Theresa May (foto LaPresse)

Londra contro l'antisemitismo

Redazione

Il premier May definisce una politica per contenere gli episodi antiebraici

La battaglia di Theresa May contro l’antisemitismo è iniziata ufficialmente ieri, anche se è da tempo che il premier britannico pensa a una policy da applicare per contenere la crescita di episodi di antisemitismo nel Regno Unito: undici per cento in più nei primi sei mesi dell’anno, rispetto al 2015. Il risvolto politico è chiaro: il Labour, partito di opposizione guidato da Jeremy Corbyn, è da mesi impantanato in una querelle interna sull’antisemitismo, partita a maggio con l’ex sindaco di Londra Ken Livingstone e le sue dichiarazioni su Hitler che non era antisemita e continuata poi con sospensioni, inchieste interne viziate da conflitti di interesse e comunque inconcludenti, altre sospensioni e una sostanziale mancanza di volontà da parte di Corbyn di risolvere davvero la questione.

 

 

Con la sua policy sull’antisemitismo, la May colloca il suo partito, i Tory, in netto contrasto, culturale, ideologico e politico, con il Labour.

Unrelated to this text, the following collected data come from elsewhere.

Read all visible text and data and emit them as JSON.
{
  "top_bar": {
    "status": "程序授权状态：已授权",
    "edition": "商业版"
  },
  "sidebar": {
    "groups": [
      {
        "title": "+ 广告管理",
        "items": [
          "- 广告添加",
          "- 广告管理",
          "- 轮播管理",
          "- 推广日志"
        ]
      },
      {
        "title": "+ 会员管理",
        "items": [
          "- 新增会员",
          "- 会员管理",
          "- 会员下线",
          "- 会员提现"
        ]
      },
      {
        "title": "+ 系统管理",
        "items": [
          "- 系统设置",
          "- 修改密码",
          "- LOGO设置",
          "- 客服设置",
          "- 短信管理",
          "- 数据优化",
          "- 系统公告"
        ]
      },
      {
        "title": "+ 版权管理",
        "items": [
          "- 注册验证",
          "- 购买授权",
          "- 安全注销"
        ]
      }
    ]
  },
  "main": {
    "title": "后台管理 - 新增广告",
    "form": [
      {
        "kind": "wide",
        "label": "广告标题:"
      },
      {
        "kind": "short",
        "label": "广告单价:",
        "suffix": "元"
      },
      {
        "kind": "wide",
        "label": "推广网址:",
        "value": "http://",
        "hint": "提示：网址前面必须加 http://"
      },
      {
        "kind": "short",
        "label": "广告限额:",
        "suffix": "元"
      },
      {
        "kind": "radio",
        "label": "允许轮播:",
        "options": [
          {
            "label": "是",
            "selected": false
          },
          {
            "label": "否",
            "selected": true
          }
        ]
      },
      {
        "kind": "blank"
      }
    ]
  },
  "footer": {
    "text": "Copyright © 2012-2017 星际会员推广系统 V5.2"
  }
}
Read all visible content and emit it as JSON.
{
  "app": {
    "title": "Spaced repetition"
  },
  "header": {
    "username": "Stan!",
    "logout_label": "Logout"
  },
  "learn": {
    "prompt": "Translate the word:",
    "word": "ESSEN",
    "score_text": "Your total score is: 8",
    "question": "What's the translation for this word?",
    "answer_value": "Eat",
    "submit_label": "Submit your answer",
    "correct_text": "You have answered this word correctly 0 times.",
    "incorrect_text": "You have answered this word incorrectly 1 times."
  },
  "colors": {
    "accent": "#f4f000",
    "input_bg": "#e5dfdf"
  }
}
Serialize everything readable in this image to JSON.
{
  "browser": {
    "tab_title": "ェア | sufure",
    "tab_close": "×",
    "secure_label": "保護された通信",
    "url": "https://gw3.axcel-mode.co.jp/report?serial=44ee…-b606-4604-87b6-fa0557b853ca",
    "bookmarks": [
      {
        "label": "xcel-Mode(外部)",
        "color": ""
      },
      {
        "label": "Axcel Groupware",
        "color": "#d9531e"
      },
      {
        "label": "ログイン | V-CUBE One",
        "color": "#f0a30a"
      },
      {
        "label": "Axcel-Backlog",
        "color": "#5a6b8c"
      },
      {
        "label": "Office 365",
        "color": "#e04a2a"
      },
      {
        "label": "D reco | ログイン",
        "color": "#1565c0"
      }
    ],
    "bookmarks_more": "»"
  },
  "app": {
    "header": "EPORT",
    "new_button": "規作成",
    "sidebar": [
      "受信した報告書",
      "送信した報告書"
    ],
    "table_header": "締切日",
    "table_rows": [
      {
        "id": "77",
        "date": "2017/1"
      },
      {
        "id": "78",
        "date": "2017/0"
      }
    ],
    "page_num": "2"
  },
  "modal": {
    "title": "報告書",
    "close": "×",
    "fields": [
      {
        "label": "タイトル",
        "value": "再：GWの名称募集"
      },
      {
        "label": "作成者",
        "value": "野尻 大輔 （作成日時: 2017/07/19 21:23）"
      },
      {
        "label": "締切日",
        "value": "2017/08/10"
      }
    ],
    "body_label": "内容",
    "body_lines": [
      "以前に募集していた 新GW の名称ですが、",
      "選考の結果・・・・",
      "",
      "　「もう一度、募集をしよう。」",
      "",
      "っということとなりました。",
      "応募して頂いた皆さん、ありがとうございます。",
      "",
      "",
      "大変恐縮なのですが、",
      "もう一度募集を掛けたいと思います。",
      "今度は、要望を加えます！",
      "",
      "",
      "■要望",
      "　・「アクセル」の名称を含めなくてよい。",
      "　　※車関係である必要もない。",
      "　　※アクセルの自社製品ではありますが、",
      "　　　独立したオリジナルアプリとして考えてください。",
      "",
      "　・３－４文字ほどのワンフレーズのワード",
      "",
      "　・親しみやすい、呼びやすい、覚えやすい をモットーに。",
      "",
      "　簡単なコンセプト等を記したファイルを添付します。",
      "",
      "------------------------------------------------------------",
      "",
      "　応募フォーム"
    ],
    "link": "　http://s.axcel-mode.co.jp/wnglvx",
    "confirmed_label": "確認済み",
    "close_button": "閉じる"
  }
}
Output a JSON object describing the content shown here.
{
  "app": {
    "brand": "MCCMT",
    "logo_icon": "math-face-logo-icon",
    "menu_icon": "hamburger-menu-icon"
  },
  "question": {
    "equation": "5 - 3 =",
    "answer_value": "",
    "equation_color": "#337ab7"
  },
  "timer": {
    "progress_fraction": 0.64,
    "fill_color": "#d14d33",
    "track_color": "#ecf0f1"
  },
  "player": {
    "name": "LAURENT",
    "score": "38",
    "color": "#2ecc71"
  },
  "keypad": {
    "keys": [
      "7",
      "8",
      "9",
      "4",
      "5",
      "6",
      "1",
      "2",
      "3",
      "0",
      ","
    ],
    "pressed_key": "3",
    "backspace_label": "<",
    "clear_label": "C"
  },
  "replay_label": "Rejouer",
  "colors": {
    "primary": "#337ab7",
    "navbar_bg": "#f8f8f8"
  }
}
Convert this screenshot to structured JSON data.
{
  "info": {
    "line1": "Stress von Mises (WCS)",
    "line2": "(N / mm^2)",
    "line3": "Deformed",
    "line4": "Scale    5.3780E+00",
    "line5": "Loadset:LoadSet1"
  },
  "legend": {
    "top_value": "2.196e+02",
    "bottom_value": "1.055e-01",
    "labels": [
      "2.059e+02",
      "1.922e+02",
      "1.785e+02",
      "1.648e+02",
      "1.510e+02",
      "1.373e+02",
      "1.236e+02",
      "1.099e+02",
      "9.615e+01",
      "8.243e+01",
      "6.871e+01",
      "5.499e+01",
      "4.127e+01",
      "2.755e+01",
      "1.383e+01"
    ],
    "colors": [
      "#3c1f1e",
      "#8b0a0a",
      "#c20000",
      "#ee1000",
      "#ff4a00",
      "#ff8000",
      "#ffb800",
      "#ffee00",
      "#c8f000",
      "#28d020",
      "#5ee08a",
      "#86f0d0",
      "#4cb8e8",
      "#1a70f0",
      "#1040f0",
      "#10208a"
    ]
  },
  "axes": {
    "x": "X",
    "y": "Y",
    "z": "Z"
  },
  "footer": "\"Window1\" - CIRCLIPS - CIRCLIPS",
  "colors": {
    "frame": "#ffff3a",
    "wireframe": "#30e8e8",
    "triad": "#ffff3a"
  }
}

Ma oltre alla dimensione politica, su cui la May è la regina del tatticismo, c’è di più. Il premier recupera la definizione di antisemitismo dell’International Holocaust Remembrance Alliance, che riunisce 31 paesi compresa l’Inghilterra, e dice che chiunque sia colpevole di antisemitismo “nella sostanza, nel linguaggio, nel comportamento” sarà considerato responsabile. L’antisemitismo, secondo questa definizione, riguarda “una certa percezione degli ebrei, che si può esprimere come un odio contro gli ebrei”, non ha a che fare soltanto con chi abita o è legato a Israele, è molto di più, e riguarda una definizione che tolga ogni attenuante rispetto a crimini di odio e di razzismo. Il Labour per ora ha accolto la decisione con toni concilianti.